We are on our way to Bandolier National Monument. The bridges are decorated with lots of Native American symbols. There are lots of sculptures scattered all over town, most large, colorful metal.
The cedar trees stand tall and symmetrical in long lines. Mountain landscapes seem to vary between greenery and sparse scrub.
On our climb up the mountain to Bandolier, there is a steep rock wall to the right, a very curvy road up the mountain and a cliff dropping off to the left. Yikes!
Albuquerque is a good (or bad?!) example of suburban sprawl.
Cousin Nancy Greiff tells us that she has an arroyo (drainage ditch) behind her property and floods her yard from the larger city arroyo perpendicular to it whenever she needs to water her plants. There is a control valve she can operate. Her street, as a result, is one of the few that has actual planned landscaping in the backyards.
On the way to Bandolier, we pass "Camel Rock". It is a huge formation, which from one angle, looks just like its name. Pretty impressive.
We stop at the San Ildefonso Indian Reservation. There is a big craft fair going on today. We are in need of souvenir gifts for our families, so this is a good place to start.
On the way to the gym where the fair is held, we see that the fences in the yards on the Reservation are made from small trees. No need for commercial products.
Bob is getting excited about all the money we are saving with our National Park Senior Pass. He begins to keep a records of all our savings.
When we arrive in Bandolier, we notice at one of the overlooks that Rangers are explaining to people about the fire we saw when we came into the park. It started with a lightening strike two weeks ago and is presently burning 900 acres. We can see the flames with the Rangers' telescope. They call it The San Miguel Wildlands Managed Fire. There are signs nearby that say "Managed Burn. Do Not Report".
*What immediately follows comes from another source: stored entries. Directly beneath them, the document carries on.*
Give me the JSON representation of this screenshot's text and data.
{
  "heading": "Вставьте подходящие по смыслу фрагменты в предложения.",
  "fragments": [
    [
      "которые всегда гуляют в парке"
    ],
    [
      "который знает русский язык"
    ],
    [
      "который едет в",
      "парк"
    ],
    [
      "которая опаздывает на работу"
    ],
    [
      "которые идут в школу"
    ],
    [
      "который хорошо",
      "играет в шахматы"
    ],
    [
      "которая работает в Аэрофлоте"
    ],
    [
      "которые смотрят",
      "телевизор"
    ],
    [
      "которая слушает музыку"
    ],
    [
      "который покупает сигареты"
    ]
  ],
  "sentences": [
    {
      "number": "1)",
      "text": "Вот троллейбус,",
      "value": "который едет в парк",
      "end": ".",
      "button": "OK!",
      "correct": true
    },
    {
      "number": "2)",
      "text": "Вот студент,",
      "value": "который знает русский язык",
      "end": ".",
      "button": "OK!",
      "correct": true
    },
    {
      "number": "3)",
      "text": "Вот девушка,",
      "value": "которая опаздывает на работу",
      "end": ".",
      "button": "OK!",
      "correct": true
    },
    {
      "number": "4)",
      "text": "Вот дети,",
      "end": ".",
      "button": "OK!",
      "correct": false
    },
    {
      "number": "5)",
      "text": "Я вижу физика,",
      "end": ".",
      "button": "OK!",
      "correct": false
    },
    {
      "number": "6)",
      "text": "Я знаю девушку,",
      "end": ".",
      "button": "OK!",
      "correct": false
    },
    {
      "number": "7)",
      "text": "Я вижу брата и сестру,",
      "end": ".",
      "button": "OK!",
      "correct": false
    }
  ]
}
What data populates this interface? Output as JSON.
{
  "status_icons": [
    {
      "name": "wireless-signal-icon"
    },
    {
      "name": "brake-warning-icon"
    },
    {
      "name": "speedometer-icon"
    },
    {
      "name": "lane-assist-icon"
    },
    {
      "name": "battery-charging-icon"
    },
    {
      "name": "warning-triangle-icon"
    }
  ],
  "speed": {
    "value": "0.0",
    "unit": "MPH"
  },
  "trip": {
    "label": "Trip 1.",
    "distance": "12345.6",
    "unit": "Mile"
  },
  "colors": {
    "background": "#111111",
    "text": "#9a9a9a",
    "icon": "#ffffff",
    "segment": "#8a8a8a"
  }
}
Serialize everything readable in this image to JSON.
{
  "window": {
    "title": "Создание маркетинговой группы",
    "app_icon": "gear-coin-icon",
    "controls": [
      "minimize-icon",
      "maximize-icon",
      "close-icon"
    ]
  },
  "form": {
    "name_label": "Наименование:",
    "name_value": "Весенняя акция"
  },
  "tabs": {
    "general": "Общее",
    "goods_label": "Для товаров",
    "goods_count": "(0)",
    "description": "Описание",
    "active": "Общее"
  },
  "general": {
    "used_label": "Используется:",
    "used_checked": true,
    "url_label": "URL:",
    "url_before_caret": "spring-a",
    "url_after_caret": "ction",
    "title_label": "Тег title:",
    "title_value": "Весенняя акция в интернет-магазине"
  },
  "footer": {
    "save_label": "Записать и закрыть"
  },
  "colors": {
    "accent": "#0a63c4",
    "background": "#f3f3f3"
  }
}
The Ranger explains that when these fires occur naturally, they are often used as controlled burns to help regenerate the land and prevent uncontrollable massively destructive fires from occurring.
At Bandolier, we see several sets of ruins: The Longhouse, The Cistern, The Alcove, The Cliff Dwellings. Many involve long hikes and steep climbs. It is in the 80's that day and Bob and I find ourselves quite fatigued by the end of the day. We are grateful that the last part of the hike is in shady woods along a stream.
While taking a photo, holding my hat against my side, I accidentally drop my hat into the water while I am releasing the shutter on the camera. I don't notice that my hat is missing until a few moments later when I go to put it back on. A kind passerby has found it, though, and on hearing me ask everyone if they have seen a blue hat, soon returns it to me intact, but muddy.
We stop at a Scenic Overlook to view the Rio Grande.
That evening, we meet Corinne's old friend Paul Rubinfeld at Harry's Road House, a well-known and very crowded eatery close to Paul's house. They are famous for their pies, but not only are we too full after dinner, but they are out of the ones we wanted: rhubarb and blueberry.